Los juguetes nos recuerdan que un día fuimos niños. También sufren el mismo proceso de erosión que nuestras vidas y muchas veces corren suertes parejas. Desaparecen una vez dejamos de interesarnos por ellos, bien porque sufrimos de la mal entendida madurez y los relegamos al olvido de manera consciente, o por ser un objeto más del que antes o después nos desharemos para dejar espacio a otro que ocupará su sitio en el trastero .
En cualquier caso, mi caballo negro de ojos verdes y blanca crin sigue esperando en el ático mejores tiempos en los que volver a trotar por las infinitas praderas del oeste. Mi fiel caballo siempre se ceñía al papel que cada día le asignaba su caprichoso jinete. Un día era un bravo caballo indio, otro un corcel que se batía en un torneo medieval o iba en retirada tras apoderarse del botín de la diligencia... aventuras vividas en los escasos metros de la sala donde yo pasé mi infancia.
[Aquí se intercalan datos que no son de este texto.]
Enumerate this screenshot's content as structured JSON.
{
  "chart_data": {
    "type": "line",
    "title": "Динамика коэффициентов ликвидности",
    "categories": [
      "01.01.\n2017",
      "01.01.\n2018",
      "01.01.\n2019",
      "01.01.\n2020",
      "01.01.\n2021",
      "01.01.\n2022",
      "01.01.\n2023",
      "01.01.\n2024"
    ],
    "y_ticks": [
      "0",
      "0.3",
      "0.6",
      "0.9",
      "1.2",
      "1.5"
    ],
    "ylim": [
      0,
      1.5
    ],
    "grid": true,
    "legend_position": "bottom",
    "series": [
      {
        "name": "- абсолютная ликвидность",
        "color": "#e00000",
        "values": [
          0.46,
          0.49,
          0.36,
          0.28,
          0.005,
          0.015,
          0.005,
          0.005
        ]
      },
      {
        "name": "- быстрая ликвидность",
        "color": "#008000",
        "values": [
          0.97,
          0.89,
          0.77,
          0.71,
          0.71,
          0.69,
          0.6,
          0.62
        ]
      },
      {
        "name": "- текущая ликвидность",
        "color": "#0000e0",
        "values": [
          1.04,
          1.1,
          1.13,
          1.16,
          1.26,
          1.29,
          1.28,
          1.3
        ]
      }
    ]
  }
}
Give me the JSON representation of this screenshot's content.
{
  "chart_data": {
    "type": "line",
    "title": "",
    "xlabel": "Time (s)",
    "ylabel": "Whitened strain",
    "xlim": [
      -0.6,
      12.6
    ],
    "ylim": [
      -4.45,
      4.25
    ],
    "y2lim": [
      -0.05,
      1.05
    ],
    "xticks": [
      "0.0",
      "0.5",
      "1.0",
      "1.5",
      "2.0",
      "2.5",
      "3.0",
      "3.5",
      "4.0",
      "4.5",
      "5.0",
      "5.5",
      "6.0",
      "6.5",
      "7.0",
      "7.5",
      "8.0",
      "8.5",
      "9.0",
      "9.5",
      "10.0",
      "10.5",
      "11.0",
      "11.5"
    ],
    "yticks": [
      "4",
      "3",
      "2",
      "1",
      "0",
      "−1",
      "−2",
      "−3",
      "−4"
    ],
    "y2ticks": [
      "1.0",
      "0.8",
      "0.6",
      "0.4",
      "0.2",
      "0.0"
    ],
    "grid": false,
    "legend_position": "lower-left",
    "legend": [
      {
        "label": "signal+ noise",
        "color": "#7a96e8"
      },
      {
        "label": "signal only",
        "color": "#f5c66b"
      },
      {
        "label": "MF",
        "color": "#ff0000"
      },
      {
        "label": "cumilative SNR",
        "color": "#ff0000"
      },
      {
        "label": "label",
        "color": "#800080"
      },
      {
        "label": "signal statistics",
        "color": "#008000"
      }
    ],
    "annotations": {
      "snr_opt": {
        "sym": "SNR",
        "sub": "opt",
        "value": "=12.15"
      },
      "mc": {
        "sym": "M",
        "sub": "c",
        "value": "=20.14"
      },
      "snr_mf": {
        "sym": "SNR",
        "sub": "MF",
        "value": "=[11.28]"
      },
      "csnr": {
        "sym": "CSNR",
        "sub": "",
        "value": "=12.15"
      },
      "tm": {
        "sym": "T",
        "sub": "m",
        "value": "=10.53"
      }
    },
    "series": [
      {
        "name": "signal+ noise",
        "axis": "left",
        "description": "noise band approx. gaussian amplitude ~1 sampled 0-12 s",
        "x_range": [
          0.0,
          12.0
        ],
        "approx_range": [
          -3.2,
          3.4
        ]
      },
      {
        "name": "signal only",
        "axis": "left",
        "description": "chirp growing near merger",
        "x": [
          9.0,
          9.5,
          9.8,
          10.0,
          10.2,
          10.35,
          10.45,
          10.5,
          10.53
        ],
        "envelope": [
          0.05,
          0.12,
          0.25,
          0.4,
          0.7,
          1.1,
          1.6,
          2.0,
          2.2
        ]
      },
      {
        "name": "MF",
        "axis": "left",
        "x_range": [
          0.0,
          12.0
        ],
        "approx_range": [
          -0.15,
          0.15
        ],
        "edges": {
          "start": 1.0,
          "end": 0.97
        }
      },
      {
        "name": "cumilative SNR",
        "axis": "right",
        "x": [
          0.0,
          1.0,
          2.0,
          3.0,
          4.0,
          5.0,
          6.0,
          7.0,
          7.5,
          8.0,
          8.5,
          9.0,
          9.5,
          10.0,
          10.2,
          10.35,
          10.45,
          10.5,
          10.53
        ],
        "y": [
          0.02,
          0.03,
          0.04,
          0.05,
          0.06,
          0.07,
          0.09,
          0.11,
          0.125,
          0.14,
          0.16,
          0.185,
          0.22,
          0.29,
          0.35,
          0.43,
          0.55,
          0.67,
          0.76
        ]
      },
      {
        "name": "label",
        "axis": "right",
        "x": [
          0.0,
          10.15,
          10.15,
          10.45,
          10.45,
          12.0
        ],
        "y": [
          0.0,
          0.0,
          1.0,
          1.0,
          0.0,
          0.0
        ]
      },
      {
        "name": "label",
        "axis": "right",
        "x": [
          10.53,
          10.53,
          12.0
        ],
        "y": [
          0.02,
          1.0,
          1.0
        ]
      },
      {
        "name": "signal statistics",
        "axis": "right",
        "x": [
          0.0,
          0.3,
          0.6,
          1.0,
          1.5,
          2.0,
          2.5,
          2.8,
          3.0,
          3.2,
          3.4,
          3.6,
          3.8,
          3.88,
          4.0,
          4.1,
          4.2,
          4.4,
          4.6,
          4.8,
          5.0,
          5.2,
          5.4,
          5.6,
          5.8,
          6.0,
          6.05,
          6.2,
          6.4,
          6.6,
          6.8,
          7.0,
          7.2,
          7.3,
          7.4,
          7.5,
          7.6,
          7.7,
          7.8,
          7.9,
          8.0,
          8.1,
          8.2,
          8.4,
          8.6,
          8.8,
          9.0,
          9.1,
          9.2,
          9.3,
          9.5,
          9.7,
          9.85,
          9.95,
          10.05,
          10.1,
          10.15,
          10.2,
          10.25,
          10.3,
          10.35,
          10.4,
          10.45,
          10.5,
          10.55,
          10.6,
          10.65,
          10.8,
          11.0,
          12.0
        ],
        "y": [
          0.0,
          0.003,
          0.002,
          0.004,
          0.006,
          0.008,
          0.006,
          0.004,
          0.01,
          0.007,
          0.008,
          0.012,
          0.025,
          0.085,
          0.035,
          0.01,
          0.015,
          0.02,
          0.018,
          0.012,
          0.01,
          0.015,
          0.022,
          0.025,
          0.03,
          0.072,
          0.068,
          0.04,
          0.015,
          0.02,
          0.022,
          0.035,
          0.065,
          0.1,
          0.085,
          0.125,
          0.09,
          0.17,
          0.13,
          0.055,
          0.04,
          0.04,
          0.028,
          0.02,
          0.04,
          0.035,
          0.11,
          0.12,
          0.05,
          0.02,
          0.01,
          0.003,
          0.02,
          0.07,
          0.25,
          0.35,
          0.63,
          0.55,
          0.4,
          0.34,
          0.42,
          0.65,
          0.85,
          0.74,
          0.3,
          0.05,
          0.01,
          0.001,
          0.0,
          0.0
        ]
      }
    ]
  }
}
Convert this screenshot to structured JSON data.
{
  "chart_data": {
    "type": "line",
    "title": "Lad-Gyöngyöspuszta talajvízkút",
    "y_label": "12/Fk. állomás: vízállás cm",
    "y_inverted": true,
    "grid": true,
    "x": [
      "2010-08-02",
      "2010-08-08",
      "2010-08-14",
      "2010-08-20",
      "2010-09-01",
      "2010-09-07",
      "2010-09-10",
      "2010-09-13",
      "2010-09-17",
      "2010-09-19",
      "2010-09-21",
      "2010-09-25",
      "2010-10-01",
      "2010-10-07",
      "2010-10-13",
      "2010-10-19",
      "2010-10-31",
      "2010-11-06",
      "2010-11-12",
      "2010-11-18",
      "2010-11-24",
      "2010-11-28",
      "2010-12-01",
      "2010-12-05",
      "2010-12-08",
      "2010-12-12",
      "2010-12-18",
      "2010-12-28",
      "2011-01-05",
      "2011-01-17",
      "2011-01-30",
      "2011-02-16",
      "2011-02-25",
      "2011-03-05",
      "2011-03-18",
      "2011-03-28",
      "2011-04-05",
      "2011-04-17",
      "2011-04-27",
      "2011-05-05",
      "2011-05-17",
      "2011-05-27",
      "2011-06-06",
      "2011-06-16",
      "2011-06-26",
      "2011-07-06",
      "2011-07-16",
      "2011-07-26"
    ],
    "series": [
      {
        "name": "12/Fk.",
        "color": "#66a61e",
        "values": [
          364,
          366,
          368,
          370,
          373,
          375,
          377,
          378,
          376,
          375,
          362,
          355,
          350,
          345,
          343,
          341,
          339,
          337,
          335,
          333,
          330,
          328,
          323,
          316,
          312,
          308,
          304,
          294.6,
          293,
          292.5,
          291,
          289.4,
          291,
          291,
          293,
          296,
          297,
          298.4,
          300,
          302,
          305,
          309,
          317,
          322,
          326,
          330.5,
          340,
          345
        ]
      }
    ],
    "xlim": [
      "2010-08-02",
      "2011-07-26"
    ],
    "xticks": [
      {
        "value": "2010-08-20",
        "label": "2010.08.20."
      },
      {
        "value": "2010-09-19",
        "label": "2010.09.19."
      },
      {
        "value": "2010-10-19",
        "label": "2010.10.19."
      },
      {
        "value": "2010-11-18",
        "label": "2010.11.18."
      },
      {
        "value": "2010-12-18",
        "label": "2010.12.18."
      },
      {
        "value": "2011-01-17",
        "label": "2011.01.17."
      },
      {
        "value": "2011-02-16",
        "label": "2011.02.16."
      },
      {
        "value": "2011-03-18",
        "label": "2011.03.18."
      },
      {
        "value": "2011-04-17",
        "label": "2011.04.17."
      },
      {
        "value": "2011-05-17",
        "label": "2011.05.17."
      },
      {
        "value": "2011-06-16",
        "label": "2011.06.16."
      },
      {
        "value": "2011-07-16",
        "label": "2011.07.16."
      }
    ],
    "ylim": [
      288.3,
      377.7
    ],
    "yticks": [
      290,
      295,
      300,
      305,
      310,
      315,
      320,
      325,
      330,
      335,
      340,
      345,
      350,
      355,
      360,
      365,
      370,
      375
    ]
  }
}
Nunca me paré a pensar en darle de comer, vacunarle, desparasitarle o ponerle el chip equino(¿...?). Tampoco de buscar un establo donde descansar de sus correrías ni de una caravana donde transportarle de aventura en aventura. Sin contar las clases de equitación, el equipamiento adecuado y otro tipo de gastos que a fecha de hoy me sumirían en un mar de facturas y quebraderos de cabeza.
Cuando era niño mi caballo y yo recorríamos el mundo por tierra, mar y aire porque mi bello caballo negro también volaba y trotaba sobre las aguas como tocado por un poder divino...
Si, un día fui niño y soñaba despierto. La madurez aparcó en el trastero mi infancia y cerró bajo llave mi imaginación, esa clase de maravillosa ensoñación que me dejaba viajar sin equipaje y de la que siempre volvía cargado de maravillosas historias y aventuras.